Be a Rebel Woman

Boundaries Are Kinda' My Jam

Uncategorized Jan 23, 2018

If there is one segment of my life that I am kicking ass in, and 100% confident in owning my shit about, it would be boundaries. 

For the last six years I have consciously worked on creating boundaries to keep myself, and my children, safe from expectations and judgment. Both of which can wreak havoc on you, especially if you are broken and fragile. 

As a recovering co-dependent, I know what it feels like to live for someone else's happiness. I know how heavy of a burden it is to show up every single day feeling as though you are failing your life, their life, and probably your kid's neglected hamster's life as well. 

When you exist within other's expectations, you are constantly changing your mask to match the outside world. And eventually, you forget to take the masks off (because it's just easier...) and your light begins to fade beneath the layers and layers of the facade.

And because it is some damn hard work removing those layers and layers of masks, many of us don't even bother. And I totally don't even fault you for not trying! If I had not gotten to a point where my masks were smothering me, and I was at risk of suffocation and death, I'd still be walking around looking like the Joker after being caught in a rainstorm. #notpretty 

When I had no other choice but to survive, I was forced to start doing the work and bust out some basic foundational boundaries. The very first one I set out to tackle is one of the most difficult to master: The Art of Saying No... And Not Giving One Guilty Fuck

When my kids were both in their early years of schooling, and I was attempting to live up to what a 'typical' family looked like, I joined the PTA. (And joining also means that you are a 'good parent'*, and involved in your children's education.)

*Said the conditioned voice in my head. 

I love PTA. I am so grateful that there are parents that are willing to volunteer their time so that our kids have amazing resources and experiences. All of you PTA Goddesses should be given a week vacation to a tropical destination, where there is an unlimited supply of Cabana Boys and hangover-free cocktails, and you actually enjoy saying 'yes' all day long. 

If my first-year PTA experience could be summed up in one word, that word would be: Yes

Yes, I can bring teacher snacks on Monday. 

Yes, I can print 800 flyers this afternoon. Last minute. And of course, I can stuff them in envelopes. And label them.

Yes, I would love to volunteer this weekend, and every single weekend for the entire school year, on this project, and that carnival, and all night at the book fair. 

Yes, I would love to cover your volunteer shift that you said yes to, but now you can't make it because you matched with your high school sweetheart on Plenty of Fish and you made plans to meet up, get drunk, and have sex in the back seat of his minivan. 

Oh. Wait. That might have been my shift I needed covered...

But you get the picture. 

Say 'yes' even when you are overwhelmed at home.

Agree to take on more than you are comfortable with, and don't disappoint the rest of the team.

We're all busy, you don't want anyone else to be burdened.

Make things easy for everyone else.

Just say 'yes'.

That shit was exhausting.
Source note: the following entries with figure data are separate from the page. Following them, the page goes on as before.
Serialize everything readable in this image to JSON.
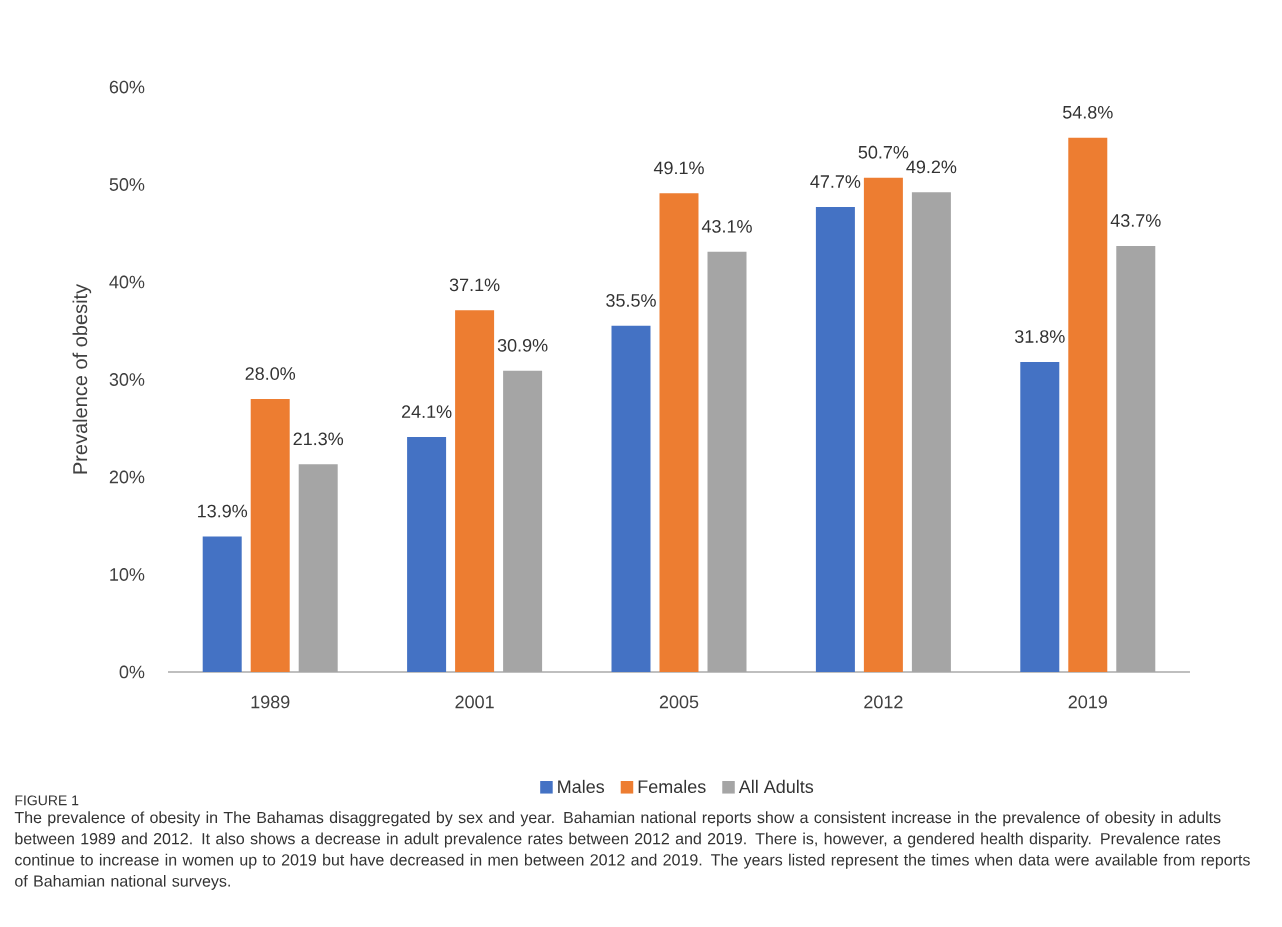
{
  "chart_data": {
    "type": "bar",
    "categories": [
      "1989",
      "2001",
      "2005",
      "2012",
      "2019"
    ],
    "series": [
      {
        "name": "Males",
        "color": "#4472c4",
        "values": [
          13.9,
          24.1,
          35.5,
          47.7,
          31.8
        ],
        "value_labels": [
          "13.9%",
          "24.1%",
          "35.5%",
          "47.7%",
          "31.8%"
        ]
      },
      {
        "name": "Females",
        "color": "#ed7d31",
        "values": [
          28.0,
          37.1,
          49.1,
          50.7,
          54.8
        ],
        "value_labels": [
          "28.0%",
          "37.1%",
          "49.1%",
          "50.7%",
          "54.8%"
        ]
      },
      {
        "name": "All Adults",
        "color": "#a5a5a5",
        "values": [
          21.3,
          30.9,
          43.1,
          49.2,
          43.7
        ],
        "value_labels": [
          "21.3%",
          "30.9%",
          "43.1%",
          "49.2%",
          "43.7%"
        ]
      }
    ],
    "ylabel": "Prevalence of obesity",
    "ylim": [
      0,
      60
    ],
    "yticks": [
      {
        "value": 0,
        "label": "0%"
      },
      {
        "value": 10,
        "label": "10%"
      },
      {
        "value": 20,
        "label": "20%"
      },
      {
        "value": 30,
        "label": "30%"
      },
      {
        "value": 40,
        "label": "40%"
      },
      {
        "value": 50,
        "label": "50%"
      },
      {
        "value": 60,
        "label": "60%"
      }
    ],
    "legend": "bottom",
    "annotations": [
      "FIGURE 1",
      "The prevalence of obesity in The Bahamas disaggregated by sex and year. Bahamian national reports show a consistent increase in the prevalence of obesity in adults between 1989 and 2012. It also shows a decrease in adult prevalence rates between 2012 and 2019. There is, however, a gendered health disparity. Prevalence rates continue to increase in women up to 2019 but have decreased in men between 2012 and 2019. The years listed represent the times when data were available from reports of Bahamian national surveys."
    ]
  }
}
But, because I was newly single and positioning myself to be the 'better' parent in the eyes of the court (anyone who has successfully navigated a divorce understands the necessity of manipulation), I signed on for a second year.
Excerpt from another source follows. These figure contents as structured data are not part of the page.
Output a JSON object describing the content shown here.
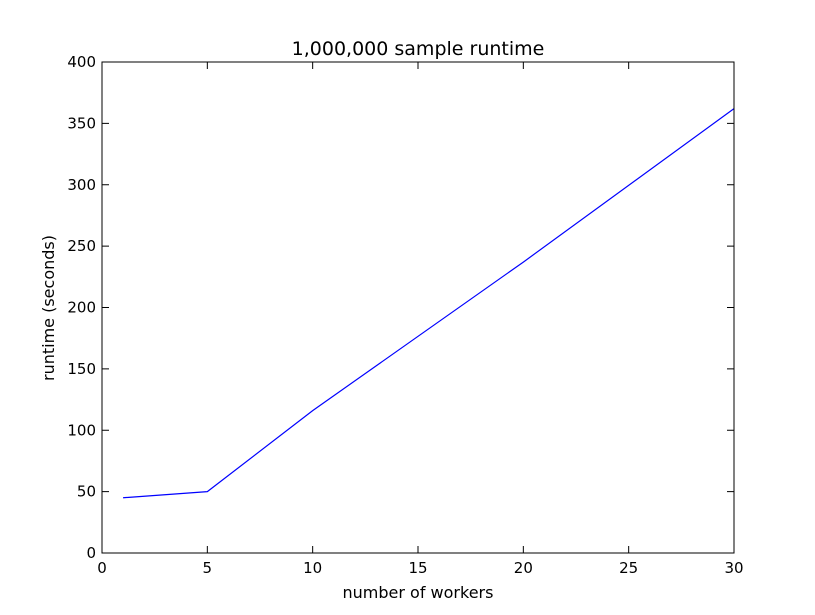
{
  "chart_data": {
    "type": "line",
    "title": "1,000,000 sample runtime",
    "xlabel": "number of workers",
    "ylabel": "runtime (seconds)",
    "xlim": [
      0,
      30
    ],
    "ylim": [
      0,
      400
    ],
    "xticks": [
      0,
      5,
      10,
      15,
      20,
      25,
      30
    ],
    "yticks": [
      0,
      50,
      100,
      150,
      200,
      250,
      300,
      350,
      400
    ],
    "grid": false,
    "series": [
      {
        "color": "#0000ff",
        "x": [
          1,
          5,
          10,
          20,
          30
        ],
        "y": [
          45,
          50,
          116,
          237,
          362
        ]
      }
    ]
  }
}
And this time as a board member. (Because I was not going to lose in that courtroom.)

When I entered my second PTA term, I went in with my own agenda at the forefront of my tenure. I would not automatically say 'yes' to one single volunteer opportunity, bake sale, craft project, or staff appreciation event. My mantra, that I would effortlessly and confidentially repeat out loud to anyone who requested my support, was: No thank you, I'm not available

No apology. No excuses. No long, drawn-out explanation to make the other person not feel bad for asking.


And then you know what I did after I confidentially said 'no'? I went home, looked at my calendar, assessed my schedule, checked my bank account (volunteering is really friggin' expensive), talked to my kids, and more often than not, I would reach out to the volunteer liaison and let them know that I was available in some capacity.

I'm not a dick. Of course, I joined the PTA to support my kid's school, and I totally love volunteering and being a part of that community. I just wasn't going to be expected to participate when it affected my personal life.

(Ok. Maybe it's a little dickish.)

But my immediate reaction was always 'no'. And after a year of actively working that mind shift, I started to see my confidence and power start to flourish in other areas of my life as well.  

I didn't feel guilty for not taking on someone else's expectations of how I should show up, or how I should behave. I was allowed to explore my authenticity without the burden of outside judgment and opinions. I started to feel more confident when it came to thinking 'outside of the box', and I started to enjoy exploring new ideas and experiences. And all of that growth came from establishing a boundary, using one simple word: No. 

If you are struggling with boundaries, whether it's establishing them or figuring out which ones you need #allofthem, just try a week of saying 'no'. You can always come back with a 'yes', but it will be a 'yes' on your terms and it will feel authentic and light. 

And as much as the PTA loves your volunteer hours, they are equally happy to take a check.